Gödel numbers are a systematic way to encode every symbol, formula, and proof of a formal logical system as a unique natural number. By arithmetizing syntax—assigning numbers to symbols and combining them via prime exponents—Gödel made it possible to express statements about proofs and formulas as statements within arithmetic.

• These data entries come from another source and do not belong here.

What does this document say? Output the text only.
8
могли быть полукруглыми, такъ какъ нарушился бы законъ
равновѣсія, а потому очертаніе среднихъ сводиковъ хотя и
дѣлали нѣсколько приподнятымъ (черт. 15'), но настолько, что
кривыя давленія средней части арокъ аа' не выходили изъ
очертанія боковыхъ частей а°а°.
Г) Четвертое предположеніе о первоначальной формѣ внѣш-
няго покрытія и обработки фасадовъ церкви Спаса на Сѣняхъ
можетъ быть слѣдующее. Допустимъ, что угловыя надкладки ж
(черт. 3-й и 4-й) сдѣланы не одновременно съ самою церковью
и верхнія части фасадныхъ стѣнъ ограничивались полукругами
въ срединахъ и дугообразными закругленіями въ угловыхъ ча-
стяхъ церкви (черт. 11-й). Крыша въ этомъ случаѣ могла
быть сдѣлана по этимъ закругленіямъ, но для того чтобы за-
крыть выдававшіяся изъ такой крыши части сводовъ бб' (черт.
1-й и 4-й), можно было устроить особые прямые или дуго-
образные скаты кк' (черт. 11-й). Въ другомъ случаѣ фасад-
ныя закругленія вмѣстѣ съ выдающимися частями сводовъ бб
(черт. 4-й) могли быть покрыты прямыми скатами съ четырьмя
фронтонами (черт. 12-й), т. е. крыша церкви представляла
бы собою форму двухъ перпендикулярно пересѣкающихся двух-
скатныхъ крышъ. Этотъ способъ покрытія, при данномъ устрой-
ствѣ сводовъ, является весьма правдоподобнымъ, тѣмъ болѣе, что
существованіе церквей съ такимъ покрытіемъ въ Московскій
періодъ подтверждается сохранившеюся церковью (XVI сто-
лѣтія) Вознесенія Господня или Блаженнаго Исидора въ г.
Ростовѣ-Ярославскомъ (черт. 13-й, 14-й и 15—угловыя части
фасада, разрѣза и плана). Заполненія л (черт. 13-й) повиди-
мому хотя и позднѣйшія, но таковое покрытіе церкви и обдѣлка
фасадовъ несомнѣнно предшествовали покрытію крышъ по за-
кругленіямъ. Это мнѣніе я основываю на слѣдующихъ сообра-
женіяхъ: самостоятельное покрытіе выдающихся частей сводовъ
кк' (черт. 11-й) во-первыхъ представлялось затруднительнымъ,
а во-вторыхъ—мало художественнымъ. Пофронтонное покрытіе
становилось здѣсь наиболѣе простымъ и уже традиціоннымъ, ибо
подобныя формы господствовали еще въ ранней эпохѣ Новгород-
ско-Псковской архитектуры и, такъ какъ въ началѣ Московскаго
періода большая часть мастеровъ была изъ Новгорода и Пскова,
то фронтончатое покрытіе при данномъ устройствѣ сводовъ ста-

This device enabled the self-referential constructions behind the Incompleteness Theorems.

Why Gödel Invented Them

How the Numbering Works (Simplified)

StepActionPurpose
1. Symbol CodesAssign each primitive symbol a unique integer code (e.g., 0→1, S→2, +→3, =→4, (→5, )→6, etc.).Represent syntax numerically.
2. String EncodingFor a formula with codes a_1,...,a_n, define its Gödel number as 2^{a_1}·3^{a_2}·5^{a_3}·7^{a_4}·…Use unique prime factorization to ensure unique decoding.
3. Arithmetic PredicatesDefine predicates like Form(x), Proof(y,x), Prov(x) arithmetically (divisibility/exponents).Express “x is a formula,” “y proves x,” “x is provable.”
4. Self-ReferenceUsing diagonalization, construct G ≈ “G is not provable.”Derive true-but-unprovable and unprovable-consistency results.

Tiny Worked Example

Suppose we map S→2, (→5, 0→1, )→6. The string S(0) has code sequence [2,5,1,6]. Its Gödel number is 2^2 · 3^5 · 5^1 · 7^6. Because prime factorization is unique, we can recover the exact symbol string from the single integer.

Conceptual Significance

AspectWhat Gödel Numbering Achieves
Self-referenceMakes it possible to construct statements that refer to their own provability.
Arithmetization of SyntaxTurns meta-mathematical talk into arithmetic facts.
Computability LegacyPrefigures code-as-data, compilers, and the Halting Problem (Turing).
Foundational ImpactEnables Incompleteness Theorems; reshapes logic and philosophy of math.

Summary

References

  1. Davis, M. (Ed.). (1965). The Undecidable. Raven Press.
  2. Gödel, K. (1931). Über formal unentscheidbare Sätze der Principia Mathematica und verwandter Systeme I. Akademische Verlagsgesellschaft.
  3. Goldstein, R. (2005). Incompleteness: The proof and paradox of Kurt Gödel. W. W. Norton.
  4. Hofstadter, D. R. (1979). Gödel, Escher, Bach: An eternal golden braid. Basic Books.
  5. Nagel, E., & Newman, J. (1958). Gödel’s proof. New York University Press.